Pandas - value_counts - multiple columns, all columns and bad data
How to apply Pandas value_counts on multiple columns or all columns of a DataFrame at Once? How to use value_counts in case of bad data - like typos and case sensitive user inputs. You can find from the next 3 examples. These solutions can be easily used for analyses on CSV files or excel files.
If you are interested in value_counts - use percentage and better output you can check this article: Pandas count and percentage by value for a column
Note: The examples in this article were inspired from my participation in Kaggle competition: 2019 Kaggle ML & DS Survey and this is my notebook on the topic: A Short History of the Data-science
Datasets:
Notebook with the examples: 0.Pandas-value_counts-_multiple_columns%2C_all_columns_and_bad_data.ipynb
Pandas apply value_counts on multiple columns at once
The first example show how to apply Pandas method value_counts on multiple columns of a Dataframe ot once by using pandas.DataFrame.apply. This solution is working well for small to medium sized DataFrames. The syntax is simple - the first one is for the whole DataFrame:
df_movie.apply(pd.Series.value_counts).head()
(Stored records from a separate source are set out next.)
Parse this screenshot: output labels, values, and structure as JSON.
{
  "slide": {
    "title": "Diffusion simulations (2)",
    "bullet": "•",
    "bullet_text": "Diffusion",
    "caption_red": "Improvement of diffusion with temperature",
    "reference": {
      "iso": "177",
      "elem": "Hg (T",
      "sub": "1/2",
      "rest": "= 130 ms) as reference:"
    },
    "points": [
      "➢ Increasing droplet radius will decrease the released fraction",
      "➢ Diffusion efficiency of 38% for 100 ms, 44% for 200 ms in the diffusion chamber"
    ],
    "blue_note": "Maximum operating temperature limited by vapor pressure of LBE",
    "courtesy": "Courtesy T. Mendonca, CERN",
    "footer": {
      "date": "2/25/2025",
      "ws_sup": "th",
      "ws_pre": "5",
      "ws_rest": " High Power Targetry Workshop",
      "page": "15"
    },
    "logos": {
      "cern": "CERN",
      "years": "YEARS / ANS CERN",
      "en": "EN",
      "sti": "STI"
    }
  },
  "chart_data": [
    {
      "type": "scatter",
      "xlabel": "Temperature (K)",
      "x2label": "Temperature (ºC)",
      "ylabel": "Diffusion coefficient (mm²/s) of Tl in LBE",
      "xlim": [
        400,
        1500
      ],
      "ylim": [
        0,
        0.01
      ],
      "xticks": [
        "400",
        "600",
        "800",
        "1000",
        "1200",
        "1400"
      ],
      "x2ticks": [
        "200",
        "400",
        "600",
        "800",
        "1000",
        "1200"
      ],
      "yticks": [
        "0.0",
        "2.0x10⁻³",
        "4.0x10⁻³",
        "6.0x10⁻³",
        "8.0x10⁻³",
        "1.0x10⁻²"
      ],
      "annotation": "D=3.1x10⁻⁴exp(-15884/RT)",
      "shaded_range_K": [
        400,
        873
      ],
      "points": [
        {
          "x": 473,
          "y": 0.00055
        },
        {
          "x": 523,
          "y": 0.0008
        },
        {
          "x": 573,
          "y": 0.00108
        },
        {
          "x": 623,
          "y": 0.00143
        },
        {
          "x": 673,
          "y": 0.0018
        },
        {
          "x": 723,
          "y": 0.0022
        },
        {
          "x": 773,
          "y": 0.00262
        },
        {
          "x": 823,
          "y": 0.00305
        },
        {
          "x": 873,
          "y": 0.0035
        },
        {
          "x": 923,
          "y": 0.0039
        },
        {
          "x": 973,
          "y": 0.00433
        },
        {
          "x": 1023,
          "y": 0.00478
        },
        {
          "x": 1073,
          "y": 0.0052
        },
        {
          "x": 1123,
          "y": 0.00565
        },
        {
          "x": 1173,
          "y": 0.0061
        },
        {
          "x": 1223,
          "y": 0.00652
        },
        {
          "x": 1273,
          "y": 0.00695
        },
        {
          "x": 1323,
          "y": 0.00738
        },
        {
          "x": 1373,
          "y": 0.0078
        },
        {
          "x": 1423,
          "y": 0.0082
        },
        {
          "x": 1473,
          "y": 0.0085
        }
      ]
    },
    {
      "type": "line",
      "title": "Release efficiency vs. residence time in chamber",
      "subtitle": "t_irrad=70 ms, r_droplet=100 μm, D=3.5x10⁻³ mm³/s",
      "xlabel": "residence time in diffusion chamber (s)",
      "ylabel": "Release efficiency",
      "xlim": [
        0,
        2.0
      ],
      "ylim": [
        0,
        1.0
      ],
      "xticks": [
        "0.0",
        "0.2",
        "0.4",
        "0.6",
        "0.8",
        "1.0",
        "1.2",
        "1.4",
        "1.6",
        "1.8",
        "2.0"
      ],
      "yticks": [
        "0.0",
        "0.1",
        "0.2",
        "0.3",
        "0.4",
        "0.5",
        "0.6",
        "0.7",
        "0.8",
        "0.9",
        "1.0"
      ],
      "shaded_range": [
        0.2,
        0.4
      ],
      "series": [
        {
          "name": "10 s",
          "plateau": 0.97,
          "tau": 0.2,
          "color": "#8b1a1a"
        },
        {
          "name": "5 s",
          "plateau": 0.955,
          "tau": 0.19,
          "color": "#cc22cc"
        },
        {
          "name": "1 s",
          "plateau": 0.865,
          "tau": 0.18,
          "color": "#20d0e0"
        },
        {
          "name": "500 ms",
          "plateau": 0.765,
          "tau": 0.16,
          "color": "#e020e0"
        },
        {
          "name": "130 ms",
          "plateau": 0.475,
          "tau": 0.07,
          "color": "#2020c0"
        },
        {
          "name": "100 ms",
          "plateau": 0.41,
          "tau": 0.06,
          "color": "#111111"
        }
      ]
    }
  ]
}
While the second example is only for a few columns from a given DataFrame:
df_movie[['color', 'content_rating']].apply(pd.Series.value_counts)
This results in summary for the listed columns as:
color | content_rating | |
---|---|---|
Black and White | 209.0 | NaN |
Approved | NaN | 55.0 |
Color | 4815.0 | NaN |
G | NaN | 112.0 |
GP | NaN | 6.0 |
M | NaN | 5.0 |
NC-17 | NaN | 7.0 |
Not Rated | NaN | 116.0 |
PG | NaN | 701.0 |
PG-13 | NaN | 1461.0 |
Passed | NaN | 9.0 |
R | NaN | 2118.0 |
TV-14 | NaN | 30.0 |
Pandas apply value_counts on all columns
Another solution for a bigger DataFrames which helps me to quickly explore stored data and possibly problems with data is by getting top values for each column. This is done with simple loop and applying value_counts and printing the results:
for col in df_resp.columns:
print('-' * 40 + col + '-' * 40 , end=' - ')
display(df_resp[col].value_counts().head(10))
Example result:
----------------------------------------Q14_OTHER_TEXT---------------------------------------- -
Python 89
python 45
None 36
Matlab 28
none 22
Name: Q14_OTHER_TEXT, dtype: int64
----------------------------------------Q14_Part_1_TEXT---------------------------------------- -
Excel 865
Microsoft Excel 392
excel 263
MS Excel 67
Google Sheets 61
Name: Q14_Part_1_TEXT, dtype: int64
As you can see some of the results are quite similar which shows bad data. This technique works very well with big DataFrames which are not known for me. In order to clean this data you can move to next section.
Pandas apply value_counts on column with bad data
As we saw already in the previous section some of the answers contains - duplicated data stored in several different variants like:
- 'Tableau',
- 'Power BI',
- 'tableau',
- 'PowerBI',
- 'Salesforce',
- 'Tableau ',
- 'Qlik',
- 'Power Bi',
- 'Power bi'
One way to improve the situation is by using library like: difflib which can recognize similar words and group them like:
- 'Power BI', 'PowerBI', 'Power Bi', 'Power bi'
This is how difflib.get_close_matches works:
difflib.get_close_matches('Power BI', ['Power BI', 'tableau', 'PowerBI', 'Power Bi','Salesforce', 'Tableau ', 'Qlik', 'Power bi'], n=3, cutoff=0.6)
We are providing:
- keyword - 'Power BI'
- list of keywords - 'Power BI', 'tableau' ...
- how many results we expect - 3
- and finally the probability cutoff
and get the closest matches to our keyword.
After that we are going to create new column with this data and apply value_counts on cleaned data. The next code snippet shows this:
import difflib
correct_values = {}
words = df_resp.Q14_Part_3_TEXT.value_counts(ascending=True).index
for keyword in words:
similar = difflib.get_close_matches(keyword, words, n=20, cutoff=0.6)
for x in similar:
correct_values[x] = keyword
df_resp["corr"] = df_resp["Q14_Part_3_TEXT"].map(correct_values)
You can find the two outputs below:
after cleaning:
Tableau 345
Power BI 137
Salesforce 43
Qlik 27
Spotfire 17
before cleaning:
Tableau 260
Power BI 71
tableau 51
PowerBI 23
Salesforce 19
The data is still not perfect but it's much better than initial state of the data. And we can do better analysis of it.